Nel suo facile entusiasmo l’Oliva distribuì lodi a tutti gli interpreti: "Ferruccio Benini era Sior Gasparo senser: il grande artista, il principe dei nostri comici, fu, naturalmente, perfetto: la Dondini-Benini, nella parte di siora Tonina, ebbe applausi unanimi e continui e numerose chiamate a scena aperta; se la parola non fosse abusata, direi che quello di ieri sera fu un trionfo, e un trionfo della sua rara bravura e della sua bella intelligenza... La Zanon Paladini nella parte della serva Lucietta fu divertentissima, e non meno divertente lo Scarani che figurando sior Raimondo parlava il più puro dialetto bolognese. Piacquero anche la valente Maestri (Siora Cecilia), la graziosa Seglin (Siora Catina), il Mezzetti (Lissandro) un bel tipo di cortesan, il Conforti, il Sambo: piacquero tutti. Una sola osservazione: il testo dice che all’ultimo atto debbono essere musiche e danze. Perchè mancarono?"
Nel novembre di quello stesso anno il Benini ripresentò la vecchia commedia al pubblico veneziano, sul teatro Goldoni, ma il critico teatrale della Gazzetta di Venezia si mostrò più severo (6 novembre 1909): "Un pubblico bellissimo accorse iersera ad udire la commedia di Carlo Goldoni che da parecchio tempo non si dava più. Chi la fa l’aspetta. La commedia ha scene di grande comicità e di svelta fattura, ma tra quelle dell’insigne poeta veneziano non tiene certo uno dei primi posti. Essa piacque molto, ad ogni modo, e suscitò a tratti risa ed ammirazione anche per la maniera garbata con cui è condotto dall’autore l'intreccio. Quanto alla recitazione non fu, diciamolo francamente, quale era da attendersi da una compagnia come quella di Benini: ci parve stentata, slegata e, spesso, fuori di tono. Nè gli attori sapevano troppo bene la parte. Ciò non ostante Ferruccio Benini, ch’ebbe momenti molto felici, e gli altri interpreti furono salutati al proscenio dopo ogni atto".

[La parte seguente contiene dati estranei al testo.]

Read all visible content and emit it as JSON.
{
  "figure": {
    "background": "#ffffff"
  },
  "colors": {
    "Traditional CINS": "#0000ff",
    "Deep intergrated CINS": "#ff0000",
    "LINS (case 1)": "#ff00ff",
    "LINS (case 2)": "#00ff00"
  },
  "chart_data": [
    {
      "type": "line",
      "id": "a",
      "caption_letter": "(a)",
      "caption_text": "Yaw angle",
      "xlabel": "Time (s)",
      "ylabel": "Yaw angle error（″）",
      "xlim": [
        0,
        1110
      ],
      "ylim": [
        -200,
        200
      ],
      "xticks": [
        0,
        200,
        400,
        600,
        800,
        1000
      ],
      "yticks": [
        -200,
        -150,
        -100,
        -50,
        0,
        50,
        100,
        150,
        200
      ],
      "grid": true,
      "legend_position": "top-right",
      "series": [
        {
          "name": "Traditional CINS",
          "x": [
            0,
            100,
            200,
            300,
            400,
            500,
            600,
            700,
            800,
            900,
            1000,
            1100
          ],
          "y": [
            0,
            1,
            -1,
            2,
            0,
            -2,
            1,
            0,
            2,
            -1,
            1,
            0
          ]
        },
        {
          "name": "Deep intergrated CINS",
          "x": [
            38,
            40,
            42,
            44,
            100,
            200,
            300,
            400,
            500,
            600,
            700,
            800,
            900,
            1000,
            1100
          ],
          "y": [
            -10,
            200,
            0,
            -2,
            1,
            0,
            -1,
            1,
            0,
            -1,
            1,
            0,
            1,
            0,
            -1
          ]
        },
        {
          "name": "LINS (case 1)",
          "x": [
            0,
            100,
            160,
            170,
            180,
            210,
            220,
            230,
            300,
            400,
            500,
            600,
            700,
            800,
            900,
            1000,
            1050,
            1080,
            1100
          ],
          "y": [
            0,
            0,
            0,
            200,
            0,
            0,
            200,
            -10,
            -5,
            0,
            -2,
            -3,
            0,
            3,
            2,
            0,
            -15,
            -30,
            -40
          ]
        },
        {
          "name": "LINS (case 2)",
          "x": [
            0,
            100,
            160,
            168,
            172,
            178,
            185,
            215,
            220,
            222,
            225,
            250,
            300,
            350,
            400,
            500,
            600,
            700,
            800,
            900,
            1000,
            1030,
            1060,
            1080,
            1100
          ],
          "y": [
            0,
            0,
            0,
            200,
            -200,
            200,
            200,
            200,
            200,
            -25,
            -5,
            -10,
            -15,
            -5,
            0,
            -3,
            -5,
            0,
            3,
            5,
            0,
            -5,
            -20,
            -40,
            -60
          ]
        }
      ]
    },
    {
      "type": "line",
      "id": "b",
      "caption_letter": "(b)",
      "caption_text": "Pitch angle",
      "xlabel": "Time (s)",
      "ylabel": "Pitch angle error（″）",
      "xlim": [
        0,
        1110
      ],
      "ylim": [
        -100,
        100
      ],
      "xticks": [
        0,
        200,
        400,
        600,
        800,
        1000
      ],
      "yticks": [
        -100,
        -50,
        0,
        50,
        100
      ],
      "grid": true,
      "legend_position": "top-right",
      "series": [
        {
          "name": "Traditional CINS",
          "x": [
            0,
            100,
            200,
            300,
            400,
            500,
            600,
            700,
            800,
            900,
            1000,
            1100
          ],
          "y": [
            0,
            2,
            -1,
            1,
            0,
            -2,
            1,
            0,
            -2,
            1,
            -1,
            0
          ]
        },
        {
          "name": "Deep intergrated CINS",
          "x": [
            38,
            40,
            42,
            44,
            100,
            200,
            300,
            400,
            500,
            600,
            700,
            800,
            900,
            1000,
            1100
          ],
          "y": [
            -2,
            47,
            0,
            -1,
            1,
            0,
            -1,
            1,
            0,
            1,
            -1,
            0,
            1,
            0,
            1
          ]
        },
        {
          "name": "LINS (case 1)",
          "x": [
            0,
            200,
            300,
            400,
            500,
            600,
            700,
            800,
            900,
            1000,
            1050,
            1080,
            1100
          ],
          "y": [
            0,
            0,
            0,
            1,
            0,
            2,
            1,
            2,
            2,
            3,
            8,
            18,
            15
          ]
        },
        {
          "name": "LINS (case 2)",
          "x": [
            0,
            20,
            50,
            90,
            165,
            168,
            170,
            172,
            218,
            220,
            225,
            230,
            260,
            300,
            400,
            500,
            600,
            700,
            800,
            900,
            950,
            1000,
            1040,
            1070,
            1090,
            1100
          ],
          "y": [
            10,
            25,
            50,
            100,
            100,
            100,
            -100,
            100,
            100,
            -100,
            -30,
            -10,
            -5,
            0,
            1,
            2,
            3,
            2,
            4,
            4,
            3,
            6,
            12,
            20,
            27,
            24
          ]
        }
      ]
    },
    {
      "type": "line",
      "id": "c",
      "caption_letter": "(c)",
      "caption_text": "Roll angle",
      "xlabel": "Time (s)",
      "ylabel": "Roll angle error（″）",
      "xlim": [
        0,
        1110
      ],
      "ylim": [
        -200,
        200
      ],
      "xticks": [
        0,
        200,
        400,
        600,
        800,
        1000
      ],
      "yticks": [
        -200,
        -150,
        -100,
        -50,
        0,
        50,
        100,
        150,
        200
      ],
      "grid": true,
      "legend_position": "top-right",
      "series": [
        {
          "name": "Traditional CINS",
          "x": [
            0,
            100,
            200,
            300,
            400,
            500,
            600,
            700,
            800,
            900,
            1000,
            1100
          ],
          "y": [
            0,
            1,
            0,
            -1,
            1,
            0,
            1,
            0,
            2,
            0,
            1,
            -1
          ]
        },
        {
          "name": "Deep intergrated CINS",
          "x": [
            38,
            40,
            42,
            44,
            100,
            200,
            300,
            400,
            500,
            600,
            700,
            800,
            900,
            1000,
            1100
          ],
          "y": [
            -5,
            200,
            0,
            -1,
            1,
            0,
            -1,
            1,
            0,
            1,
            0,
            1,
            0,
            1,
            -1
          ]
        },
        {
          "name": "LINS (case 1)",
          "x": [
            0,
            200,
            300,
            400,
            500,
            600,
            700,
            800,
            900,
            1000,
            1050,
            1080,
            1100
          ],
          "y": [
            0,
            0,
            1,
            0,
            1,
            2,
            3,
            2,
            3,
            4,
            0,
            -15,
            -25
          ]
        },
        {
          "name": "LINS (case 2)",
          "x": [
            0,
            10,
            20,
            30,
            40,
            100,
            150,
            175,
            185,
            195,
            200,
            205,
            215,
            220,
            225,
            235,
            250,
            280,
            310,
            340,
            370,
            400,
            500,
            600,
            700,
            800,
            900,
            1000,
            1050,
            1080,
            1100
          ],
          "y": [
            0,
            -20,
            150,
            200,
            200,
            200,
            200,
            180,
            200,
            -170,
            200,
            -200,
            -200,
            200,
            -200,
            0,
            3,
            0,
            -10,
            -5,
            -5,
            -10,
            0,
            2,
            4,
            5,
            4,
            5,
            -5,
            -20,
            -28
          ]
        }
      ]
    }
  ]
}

E ora, morto Benini, non sappiamo quando tornerà sulle scene l’ultima commedia veneziana di papà Goldoni, che fu quasi direi una continuazione di Una delle ultime sere di carnevale, un ricordo del teatro più propriamente suo, una visione, fra le Tuileries e il Palais Royal, della sua città lontana che più non avrebbe veduto con gli occhi suoi, un’eco di quelle voci, di quelle feste, di quel mondo che non era più suo, una piccola Venezia sulla Senna, come cantava in certe ottave dell’anno 1765. Poi, un poco per volta, anche il dialetto delle lagune si spegneva sulle labbra del grande commediografo, che ruminava le Bourru bienfaisant.
G. O.
Facciamo precedere la stampa di questa commedia a quella degli Amanti timidi, per non scompagnarla dalla Burla retrocessa. - Chi la fa l’aspetta uscì la prima volta nel tomo V dell’edizione Zatta di Venezia, nel 1789, e fu subito riprodotta a Lucca (Bonsignori, I. XIV, 1789), a Bologna (a S. Tomaso d’Aquino, 1791), a Livorno (Masi, I. XXXI. 1793), a Venezia ancora (Garbo, t. V. 1794), e poi nelle varie edizioni dell’Ottocento. - Abbiamo seguito fedelmente il testo dell’ed. Zatta, esemplato sul manoscritto dell’autore ma pur troppo molto scorretto, da cui tutte le altre ristampe procedono. Le note a piè di pagina segnate con lettera alfabetica appartengono al Goldoni stesso, quelle con cifra al compilatore della presente raccolta.